Could a trend reversal be on the cards for resources?
Sectors go from bull markets to bear markets and back to bull markets again.
When a trend reverses, the majority of investors hold onto losing shares or they miss out on the new upward trend.
Looking back, this happened in the late 1990s before the dotcom bubble burst. Stocks soared, only to start their descent in 2000. They kept falling for over two-years shedding over 78% along the way.
It was a similar story after the financial crisis in 2008. At the beginning of 2009, everyone hated stocks. But this was actually the time to buy. Over the next four years, stocks soared.

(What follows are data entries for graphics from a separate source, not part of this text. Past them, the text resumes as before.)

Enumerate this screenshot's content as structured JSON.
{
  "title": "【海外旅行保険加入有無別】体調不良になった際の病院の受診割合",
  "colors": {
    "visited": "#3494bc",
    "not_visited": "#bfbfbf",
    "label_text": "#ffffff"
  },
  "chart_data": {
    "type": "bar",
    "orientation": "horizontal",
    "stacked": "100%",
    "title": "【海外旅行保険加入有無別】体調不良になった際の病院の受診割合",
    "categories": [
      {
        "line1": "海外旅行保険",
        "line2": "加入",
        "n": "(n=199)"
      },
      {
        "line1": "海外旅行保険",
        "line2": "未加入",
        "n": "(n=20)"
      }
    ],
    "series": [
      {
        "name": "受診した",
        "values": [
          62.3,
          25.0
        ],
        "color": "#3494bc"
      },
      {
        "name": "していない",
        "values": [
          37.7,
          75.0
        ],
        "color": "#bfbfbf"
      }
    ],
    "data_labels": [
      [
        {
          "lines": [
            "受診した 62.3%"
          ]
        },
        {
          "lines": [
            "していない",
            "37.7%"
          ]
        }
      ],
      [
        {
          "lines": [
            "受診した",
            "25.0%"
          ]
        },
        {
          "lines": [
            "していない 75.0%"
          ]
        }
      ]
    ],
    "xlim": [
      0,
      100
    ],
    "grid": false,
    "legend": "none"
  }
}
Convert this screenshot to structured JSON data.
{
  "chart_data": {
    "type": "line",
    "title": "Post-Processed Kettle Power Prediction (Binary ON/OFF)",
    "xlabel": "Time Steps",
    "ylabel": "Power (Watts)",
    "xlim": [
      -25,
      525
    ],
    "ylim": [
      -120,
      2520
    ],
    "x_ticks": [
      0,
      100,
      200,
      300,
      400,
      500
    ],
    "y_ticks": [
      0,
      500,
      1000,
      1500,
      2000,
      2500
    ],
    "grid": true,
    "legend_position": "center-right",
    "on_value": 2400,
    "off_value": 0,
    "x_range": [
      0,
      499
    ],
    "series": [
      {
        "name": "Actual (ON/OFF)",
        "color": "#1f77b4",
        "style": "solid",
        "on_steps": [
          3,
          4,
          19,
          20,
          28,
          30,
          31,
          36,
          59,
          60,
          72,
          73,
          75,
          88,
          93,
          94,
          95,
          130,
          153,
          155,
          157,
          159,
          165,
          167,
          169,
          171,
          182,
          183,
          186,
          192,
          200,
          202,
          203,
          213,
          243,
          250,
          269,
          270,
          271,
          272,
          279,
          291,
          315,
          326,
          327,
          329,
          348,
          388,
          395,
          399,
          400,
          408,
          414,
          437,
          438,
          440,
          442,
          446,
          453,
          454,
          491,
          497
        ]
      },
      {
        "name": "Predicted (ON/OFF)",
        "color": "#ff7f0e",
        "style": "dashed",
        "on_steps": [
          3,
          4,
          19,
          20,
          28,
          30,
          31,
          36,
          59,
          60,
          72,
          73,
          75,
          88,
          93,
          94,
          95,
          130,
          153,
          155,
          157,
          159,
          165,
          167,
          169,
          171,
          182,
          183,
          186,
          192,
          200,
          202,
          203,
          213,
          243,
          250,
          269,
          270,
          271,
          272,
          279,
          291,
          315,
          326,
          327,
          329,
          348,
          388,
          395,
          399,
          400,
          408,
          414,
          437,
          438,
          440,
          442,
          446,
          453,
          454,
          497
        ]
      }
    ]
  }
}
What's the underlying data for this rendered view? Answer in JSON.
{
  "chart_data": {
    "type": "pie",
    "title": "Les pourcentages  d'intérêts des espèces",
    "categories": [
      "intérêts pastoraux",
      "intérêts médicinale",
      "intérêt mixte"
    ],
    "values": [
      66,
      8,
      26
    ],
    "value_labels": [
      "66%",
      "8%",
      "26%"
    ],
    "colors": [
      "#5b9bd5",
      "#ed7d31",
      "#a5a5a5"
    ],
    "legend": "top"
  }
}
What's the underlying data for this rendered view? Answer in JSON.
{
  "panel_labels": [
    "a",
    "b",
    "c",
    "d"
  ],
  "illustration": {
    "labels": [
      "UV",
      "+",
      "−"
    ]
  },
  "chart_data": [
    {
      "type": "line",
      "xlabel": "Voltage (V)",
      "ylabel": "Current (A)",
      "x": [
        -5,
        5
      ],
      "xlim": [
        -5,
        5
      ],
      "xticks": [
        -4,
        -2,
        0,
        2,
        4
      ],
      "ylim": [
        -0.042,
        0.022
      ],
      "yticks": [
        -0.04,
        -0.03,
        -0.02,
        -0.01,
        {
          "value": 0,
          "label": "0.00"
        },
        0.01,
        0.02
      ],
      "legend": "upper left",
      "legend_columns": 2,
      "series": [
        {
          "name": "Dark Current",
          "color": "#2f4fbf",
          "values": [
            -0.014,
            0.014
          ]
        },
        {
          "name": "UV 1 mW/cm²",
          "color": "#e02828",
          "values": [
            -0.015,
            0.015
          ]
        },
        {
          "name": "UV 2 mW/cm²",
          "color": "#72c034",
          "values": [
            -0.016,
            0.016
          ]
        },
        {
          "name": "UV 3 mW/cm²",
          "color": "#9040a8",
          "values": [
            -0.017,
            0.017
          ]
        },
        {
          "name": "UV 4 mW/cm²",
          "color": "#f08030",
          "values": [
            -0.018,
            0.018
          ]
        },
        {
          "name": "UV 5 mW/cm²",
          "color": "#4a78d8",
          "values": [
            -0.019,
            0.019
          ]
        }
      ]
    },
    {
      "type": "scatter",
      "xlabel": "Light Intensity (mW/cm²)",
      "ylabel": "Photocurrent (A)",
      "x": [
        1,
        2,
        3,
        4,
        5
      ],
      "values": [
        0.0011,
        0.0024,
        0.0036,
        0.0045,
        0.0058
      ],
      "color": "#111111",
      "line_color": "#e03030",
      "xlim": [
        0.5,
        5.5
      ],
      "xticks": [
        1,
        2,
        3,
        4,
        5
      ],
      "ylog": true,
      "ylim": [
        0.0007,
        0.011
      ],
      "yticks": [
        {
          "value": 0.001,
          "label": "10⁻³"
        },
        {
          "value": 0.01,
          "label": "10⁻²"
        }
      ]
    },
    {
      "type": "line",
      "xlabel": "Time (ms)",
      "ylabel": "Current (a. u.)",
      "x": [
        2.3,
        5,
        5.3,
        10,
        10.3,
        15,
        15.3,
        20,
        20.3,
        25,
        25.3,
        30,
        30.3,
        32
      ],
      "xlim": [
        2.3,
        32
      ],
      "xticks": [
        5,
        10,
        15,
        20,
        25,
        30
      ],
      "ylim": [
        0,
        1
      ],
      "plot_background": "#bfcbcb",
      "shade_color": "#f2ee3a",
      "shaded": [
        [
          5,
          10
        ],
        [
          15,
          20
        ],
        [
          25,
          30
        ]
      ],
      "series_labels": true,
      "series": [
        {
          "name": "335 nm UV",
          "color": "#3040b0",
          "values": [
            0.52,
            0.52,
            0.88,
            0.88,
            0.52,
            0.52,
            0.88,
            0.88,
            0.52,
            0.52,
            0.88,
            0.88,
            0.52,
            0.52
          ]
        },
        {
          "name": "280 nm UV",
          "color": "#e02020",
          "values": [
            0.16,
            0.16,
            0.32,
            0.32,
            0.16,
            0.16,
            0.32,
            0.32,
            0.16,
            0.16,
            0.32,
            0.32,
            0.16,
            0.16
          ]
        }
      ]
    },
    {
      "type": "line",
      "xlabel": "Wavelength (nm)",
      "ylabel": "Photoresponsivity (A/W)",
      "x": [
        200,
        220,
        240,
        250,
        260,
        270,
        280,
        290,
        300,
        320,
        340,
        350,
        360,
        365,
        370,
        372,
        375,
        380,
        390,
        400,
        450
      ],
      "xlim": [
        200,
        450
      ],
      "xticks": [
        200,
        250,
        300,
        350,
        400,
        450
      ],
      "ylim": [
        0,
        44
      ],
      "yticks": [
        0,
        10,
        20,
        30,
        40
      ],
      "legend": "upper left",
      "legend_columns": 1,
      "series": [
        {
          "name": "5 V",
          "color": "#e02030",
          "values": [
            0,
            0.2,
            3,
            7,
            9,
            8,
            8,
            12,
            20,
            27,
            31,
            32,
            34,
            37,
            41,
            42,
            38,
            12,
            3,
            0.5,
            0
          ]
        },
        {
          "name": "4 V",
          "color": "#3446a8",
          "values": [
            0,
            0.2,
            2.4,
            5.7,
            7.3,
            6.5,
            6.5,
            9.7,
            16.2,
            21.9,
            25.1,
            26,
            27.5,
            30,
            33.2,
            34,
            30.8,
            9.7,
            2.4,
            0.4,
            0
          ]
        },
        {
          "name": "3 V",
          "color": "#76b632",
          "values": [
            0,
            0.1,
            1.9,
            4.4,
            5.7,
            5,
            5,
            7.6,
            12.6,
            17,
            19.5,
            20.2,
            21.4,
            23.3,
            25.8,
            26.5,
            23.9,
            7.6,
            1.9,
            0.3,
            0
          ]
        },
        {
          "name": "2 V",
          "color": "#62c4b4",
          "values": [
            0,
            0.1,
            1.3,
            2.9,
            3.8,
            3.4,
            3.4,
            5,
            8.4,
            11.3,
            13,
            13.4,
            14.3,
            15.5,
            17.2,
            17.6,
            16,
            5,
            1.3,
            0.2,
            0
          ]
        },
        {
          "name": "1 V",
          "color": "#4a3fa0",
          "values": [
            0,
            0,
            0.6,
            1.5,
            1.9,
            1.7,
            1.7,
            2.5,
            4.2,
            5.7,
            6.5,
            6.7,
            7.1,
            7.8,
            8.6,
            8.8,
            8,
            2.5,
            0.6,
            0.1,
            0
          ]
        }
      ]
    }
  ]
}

You can see a similar picture with resources
. In early 2011, resources were the place to be. Gold hit an all-time high of $1,900 an ounce. And gold and other resource stocks soared.
Then the tide turned. Prices of resources plummeted and the US dollar rallied. Along with a drop in the price of resources, mining stocks fell hard.
Just have a look at what’s happened to the price of some of these resources over the past three years…
Gold down 37%;
Silver down 68%;
Platinum down 38%;
Copper down 37%;
Lead down 33%;
Zinc down 16%; and
Iron ore down 63%.
The share prices of mining companies have suffered worse than the prices of the resources themselves.
If the trend in resources suddenly changes, many would miss out on the recovery
That’s why you need to keep an eye on this sector, Dan Ferris in Daily Wealth
explains. A recovery could happen at any time. And when it starts, the gains will be plentiful investing in resource stocks.
The drop in the prices of resources won’t go on forever. And when investors get complacent and think a sector is doomed, it tends to surprise.
Of course, no-one can be certain when this recovery is going to happen. But keep a watchful eye on the sector for signs of a recovery. It could be the start of a new bull market in resources.
So there you have it. Why 2015 could be the year that resources snap out of their bear trend and start to climb.